Upon arrival, the first competing car I see is David Russell’s Chevrolet V8-powered Marina panel van: not the most obvious weapon, perhaps, but I’m glad he considered it so. It’s all part of the paddock’s endless inventiveness, although my favourite is probably Andy Frost’s FD-series Vauxhall VX4/90. It is licensed and fully road legal, when fitted with suitable wheels and tyres, yet remains capable of crossing the finishing line at the best part of 230mph at the end of a standing quarter-mile. Don’t recall seeing that in the Vauxhall sales brochure circa 1972, or I’d frantically have been steering Arron Sr away from yet another Cortina…
The populous paddock walkways feature a giddy mix of family groups, fascinated fathers accompanied by ‘howfastisthatwillitreach300mph?’ kids while mum shows a blend of tolerance and keen interest. And where else in sport can you find a VIP suite that appears to have started life as a corrugated hut?

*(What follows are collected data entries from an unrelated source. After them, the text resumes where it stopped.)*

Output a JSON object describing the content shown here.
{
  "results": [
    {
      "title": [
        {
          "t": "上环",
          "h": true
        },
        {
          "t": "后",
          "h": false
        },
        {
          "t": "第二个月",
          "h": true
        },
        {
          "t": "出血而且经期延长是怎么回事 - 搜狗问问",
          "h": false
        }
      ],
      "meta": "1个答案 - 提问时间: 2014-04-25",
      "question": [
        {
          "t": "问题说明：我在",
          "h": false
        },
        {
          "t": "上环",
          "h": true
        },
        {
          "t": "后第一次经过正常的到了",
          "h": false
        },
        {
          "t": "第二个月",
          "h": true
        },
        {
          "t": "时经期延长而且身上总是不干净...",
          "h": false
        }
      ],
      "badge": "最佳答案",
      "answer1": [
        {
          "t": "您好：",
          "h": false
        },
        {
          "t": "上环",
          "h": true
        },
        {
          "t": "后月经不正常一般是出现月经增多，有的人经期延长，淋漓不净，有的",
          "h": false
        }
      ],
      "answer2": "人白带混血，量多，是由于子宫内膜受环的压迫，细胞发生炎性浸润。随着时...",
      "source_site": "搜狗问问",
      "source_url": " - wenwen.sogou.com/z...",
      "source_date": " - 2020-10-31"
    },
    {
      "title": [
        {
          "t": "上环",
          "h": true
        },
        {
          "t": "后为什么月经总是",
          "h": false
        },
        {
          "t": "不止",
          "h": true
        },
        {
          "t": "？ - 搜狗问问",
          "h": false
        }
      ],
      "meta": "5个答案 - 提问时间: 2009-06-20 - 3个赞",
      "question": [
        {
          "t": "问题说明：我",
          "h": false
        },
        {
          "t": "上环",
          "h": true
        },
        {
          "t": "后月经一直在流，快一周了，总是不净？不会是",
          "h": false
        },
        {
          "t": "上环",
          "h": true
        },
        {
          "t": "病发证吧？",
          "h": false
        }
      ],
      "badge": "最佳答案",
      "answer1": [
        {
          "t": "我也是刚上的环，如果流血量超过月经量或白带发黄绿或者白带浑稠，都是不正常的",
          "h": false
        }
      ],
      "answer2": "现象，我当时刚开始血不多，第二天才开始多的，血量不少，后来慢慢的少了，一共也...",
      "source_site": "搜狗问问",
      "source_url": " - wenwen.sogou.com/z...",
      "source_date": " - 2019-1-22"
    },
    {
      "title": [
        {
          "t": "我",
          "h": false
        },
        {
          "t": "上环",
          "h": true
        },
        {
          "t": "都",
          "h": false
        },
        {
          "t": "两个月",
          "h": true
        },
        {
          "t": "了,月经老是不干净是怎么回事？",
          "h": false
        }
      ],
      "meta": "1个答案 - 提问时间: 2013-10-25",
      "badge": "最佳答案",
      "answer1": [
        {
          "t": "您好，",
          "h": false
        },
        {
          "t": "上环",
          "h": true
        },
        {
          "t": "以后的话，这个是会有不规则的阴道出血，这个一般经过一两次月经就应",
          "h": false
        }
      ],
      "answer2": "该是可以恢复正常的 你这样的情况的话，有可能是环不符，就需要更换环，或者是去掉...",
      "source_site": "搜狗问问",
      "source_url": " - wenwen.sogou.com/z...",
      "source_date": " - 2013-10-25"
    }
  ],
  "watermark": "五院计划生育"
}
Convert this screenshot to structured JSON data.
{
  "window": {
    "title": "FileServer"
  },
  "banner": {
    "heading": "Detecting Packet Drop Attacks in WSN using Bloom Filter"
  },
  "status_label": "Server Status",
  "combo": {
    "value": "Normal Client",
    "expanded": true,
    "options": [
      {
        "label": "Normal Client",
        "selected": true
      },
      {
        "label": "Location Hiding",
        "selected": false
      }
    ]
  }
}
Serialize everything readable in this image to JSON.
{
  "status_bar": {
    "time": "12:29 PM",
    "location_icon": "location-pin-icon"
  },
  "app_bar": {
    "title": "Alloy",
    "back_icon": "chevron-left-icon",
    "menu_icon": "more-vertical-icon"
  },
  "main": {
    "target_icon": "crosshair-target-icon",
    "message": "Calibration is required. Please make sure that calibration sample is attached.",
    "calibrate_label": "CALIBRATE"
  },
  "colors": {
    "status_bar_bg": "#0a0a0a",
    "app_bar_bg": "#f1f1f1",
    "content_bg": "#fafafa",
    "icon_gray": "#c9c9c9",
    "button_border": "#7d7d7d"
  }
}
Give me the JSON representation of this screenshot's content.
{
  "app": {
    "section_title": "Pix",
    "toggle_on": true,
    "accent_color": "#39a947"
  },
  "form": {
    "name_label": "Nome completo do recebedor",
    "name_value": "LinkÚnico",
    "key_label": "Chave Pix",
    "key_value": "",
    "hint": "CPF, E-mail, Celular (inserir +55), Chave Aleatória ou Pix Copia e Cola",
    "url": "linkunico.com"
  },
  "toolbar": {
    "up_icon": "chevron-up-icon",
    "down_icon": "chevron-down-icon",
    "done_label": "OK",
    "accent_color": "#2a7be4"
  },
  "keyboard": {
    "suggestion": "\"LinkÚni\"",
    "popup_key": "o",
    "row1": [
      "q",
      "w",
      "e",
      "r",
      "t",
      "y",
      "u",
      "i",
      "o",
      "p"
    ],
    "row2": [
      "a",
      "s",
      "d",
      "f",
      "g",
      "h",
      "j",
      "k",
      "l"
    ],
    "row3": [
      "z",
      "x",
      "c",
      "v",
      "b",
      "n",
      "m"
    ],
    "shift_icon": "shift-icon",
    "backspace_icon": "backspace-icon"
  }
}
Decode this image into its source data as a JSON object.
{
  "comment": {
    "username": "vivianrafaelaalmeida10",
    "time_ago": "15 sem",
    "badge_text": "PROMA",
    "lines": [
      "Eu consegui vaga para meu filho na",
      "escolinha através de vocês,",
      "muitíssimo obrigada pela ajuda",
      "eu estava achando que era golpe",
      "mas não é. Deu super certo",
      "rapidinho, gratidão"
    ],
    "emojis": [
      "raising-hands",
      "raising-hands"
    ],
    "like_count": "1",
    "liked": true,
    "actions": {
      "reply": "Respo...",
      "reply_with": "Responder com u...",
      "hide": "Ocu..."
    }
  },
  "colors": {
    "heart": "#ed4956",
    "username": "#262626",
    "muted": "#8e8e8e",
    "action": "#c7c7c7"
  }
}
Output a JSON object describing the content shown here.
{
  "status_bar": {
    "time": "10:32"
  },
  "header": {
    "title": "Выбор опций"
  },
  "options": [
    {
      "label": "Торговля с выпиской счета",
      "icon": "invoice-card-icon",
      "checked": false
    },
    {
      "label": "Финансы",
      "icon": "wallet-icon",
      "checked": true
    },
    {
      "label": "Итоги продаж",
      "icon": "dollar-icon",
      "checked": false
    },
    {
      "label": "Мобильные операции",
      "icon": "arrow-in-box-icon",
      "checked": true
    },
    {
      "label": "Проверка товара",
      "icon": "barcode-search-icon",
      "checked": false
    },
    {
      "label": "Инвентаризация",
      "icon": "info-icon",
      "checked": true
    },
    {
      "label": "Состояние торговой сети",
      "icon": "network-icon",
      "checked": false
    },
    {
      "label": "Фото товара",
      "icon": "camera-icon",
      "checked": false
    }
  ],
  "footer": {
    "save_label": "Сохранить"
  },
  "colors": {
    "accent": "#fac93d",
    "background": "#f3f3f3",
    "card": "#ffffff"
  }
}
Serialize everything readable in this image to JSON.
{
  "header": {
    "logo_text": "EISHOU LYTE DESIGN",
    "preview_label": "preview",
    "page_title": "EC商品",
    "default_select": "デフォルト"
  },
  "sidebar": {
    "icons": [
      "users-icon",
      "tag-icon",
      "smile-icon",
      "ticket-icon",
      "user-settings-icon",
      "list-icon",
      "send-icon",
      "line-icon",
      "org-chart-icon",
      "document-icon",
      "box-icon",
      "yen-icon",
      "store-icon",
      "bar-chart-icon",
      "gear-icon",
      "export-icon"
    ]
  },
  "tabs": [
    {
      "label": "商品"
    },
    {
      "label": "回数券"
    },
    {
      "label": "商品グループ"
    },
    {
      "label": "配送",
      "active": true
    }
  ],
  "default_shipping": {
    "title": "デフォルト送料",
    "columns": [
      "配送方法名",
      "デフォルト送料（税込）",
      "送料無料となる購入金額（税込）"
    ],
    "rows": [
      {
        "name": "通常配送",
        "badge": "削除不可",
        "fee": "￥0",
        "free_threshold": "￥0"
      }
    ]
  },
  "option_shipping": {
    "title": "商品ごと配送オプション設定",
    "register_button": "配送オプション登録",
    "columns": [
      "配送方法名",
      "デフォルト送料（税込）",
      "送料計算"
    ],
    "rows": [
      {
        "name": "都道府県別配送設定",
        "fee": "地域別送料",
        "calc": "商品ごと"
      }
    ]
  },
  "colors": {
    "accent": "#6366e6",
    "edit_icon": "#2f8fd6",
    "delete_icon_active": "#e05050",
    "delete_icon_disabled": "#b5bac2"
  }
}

For a few days each year, this converted wartime airbase – formerly known as RAF Podington – becomes Northamptonshire’s cosmopolitan hub, with Dutch, Swedish or German as widely spoken as English (depending where you happen to be standing in the paddock). There are burger vans, of course, but sweet and savoury pancakes are likewise available (cheese and spring onion highly recommended).
The action might be fleeting – for individuals, at least – but that means there’s absolutely no margin for error. Top teams thus bring a zillion different head gaskets, to make sure they have something perfectly suited to the prevailing climatic conditions. And that’s why, during the final seconds before launch, you see gangs of helpers trying to brush away contaminating flecks from tall rear slicks. There’s only one person strapped deep within the missile, but this is a team sport – and the whoops and high fives tell you as much, every time a driver shaves half a millinothing from his or her car’s previous best.
The numbers might be small, but they mean an awful lot.